« On ouvre, on écarte et on referme, on ouvre, on écarte et on referme... » La voix de Pascal qui s’extrait du brouhaha de la piscine résonne encore 21 ans après mon premier cours de natation à Châtillon‑en‑Diois. Drôle de fil rouge de ma vie. Presque rassurant. Je crois que cette piscine fait partie des lieux qui m’ont vu grandir... et qui m’ont fait peut‑être grandir ? Je me souviens des cours dans le petit bassin et du passage au grand bassin, le bassin des grands, où je peinais à avoir pied du bout de mes orteils, quelle aventure c’était ! Pour me familiariser avec cette nouvelle profondeur, Pascal m’invitait à aller chercher ses clés au fond du bassin. À l’époque, je pensais que si je n’y arrivais pas, Pascal n’aurait plus de clés !! Alors j’y allais, mon courage entre les mains, et donnait tout pour les lui rendre saines et sauves.

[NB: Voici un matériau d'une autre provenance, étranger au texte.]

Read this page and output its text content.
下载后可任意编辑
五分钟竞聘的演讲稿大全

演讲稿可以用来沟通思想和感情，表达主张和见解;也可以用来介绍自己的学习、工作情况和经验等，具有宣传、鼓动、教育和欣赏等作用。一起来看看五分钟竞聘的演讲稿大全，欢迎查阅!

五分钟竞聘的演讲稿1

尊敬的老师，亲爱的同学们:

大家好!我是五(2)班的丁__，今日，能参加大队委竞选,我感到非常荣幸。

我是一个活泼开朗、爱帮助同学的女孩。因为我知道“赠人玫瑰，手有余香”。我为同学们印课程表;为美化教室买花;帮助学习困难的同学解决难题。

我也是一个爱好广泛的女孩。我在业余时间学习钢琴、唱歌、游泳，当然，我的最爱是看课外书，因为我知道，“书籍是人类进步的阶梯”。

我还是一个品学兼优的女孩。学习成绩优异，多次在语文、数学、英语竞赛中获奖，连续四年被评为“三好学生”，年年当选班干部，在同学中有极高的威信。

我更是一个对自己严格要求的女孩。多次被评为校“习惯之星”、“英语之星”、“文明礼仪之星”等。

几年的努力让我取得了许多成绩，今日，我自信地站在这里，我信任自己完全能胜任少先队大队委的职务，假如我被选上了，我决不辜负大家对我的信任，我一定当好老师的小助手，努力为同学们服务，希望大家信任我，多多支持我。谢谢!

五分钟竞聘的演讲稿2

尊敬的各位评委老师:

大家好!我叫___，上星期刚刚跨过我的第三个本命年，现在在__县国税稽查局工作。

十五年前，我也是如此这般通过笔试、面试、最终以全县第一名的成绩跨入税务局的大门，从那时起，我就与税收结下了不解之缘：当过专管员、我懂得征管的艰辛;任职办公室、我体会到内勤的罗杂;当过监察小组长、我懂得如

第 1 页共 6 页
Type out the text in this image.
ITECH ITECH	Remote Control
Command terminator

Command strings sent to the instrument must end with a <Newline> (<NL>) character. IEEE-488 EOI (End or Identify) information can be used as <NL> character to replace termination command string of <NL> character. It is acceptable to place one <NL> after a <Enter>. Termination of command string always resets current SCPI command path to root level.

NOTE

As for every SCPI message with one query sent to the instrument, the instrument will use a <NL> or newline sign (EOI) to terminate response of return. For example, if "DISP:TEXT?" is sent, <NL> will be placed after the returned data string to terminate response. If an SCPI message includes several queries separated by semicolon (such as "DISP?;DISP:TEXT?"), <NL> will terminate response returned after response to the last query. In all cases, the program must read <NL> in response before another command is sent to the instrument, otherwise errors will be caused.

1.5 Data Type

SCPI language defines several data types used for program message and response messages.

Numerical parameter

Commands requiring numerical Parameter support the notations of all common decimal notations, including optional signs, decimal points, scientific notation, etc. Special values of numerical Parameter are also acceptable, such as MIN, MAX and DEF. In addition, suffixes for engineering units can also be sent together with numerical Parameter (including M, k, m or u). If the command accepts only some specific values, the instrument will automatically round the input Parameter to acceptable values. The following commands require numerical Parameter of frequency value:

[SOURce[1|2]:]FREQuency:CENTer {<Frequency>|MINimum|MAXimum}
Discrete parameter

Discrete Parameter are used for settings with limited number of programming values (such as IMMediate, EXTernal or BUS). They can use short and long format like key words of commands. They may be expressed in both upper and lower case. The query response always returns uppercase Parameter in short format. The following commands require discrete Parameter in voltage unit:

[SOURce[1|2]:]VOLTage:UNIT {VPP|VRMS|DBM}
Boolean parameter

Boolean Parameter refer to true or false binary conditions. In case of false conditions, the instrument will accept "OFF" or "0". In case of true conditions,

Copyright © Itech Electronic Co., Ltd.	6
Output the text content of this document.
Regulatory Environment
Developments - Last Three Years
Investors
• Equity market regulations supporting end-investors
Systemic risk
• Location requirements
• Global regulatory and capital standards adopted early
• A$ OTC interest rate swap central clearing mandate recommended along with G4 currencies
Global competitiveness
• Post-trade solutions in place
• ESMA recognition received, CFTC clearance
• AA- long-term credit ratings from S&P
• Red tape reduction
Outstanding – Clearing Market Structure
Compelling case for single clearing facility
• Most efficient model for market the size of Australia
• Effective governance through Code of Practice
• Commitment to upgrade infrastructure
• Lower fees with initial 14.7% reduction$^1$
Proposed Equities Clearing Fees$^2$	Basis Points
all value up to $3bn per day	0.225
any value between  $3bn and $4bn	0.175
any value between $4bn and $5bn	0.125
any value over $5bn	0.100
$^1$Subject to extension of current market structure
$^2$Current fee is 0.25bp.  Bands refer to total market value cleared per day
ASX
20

Je me souviens des cours de natation que j’ai assidûment suivis jusqu’à ce que sortir le soir avec mes amis ne me permette plus de promettre ma présence le lendemain matin... Enfiler la combinaison encore humide, grimacer, pas encore tout à fait réveillée, plonger dans le grand bain et là ressentir encore la joie que me procure le fait d’être dans l’eau, en mouvement. Le matin, plaisir de cet enchaînement : crawl, brasse, dos crawlé, pull‑boy, plongeons, et l’après‑midi la joie immense d’être libre de faire ce que je veux : le poirier, des roulades à en avoir mal à la tête, des bombes, des I, la sirène bien sûr, le toboggan (installé un peu plus tard), sans oublier de faire un string avec son maillot pour aller plus vite, évidemment. Retrouver mes amis d’enfance, chaque après‑midi, supplier les parents pour aller s’acheter des bonbons et les déguster entre deux bombes dans la piscine. Il y avait des arbres avant, à la place du préau.
Je me souviens avoir été très triste de leur disparition. Heureusement, le point de vue sur les montagnes qu’offre ce lieu n’a jamais disparu. Je ne sais pas si ça existe ailleurs une piscine aussi belle.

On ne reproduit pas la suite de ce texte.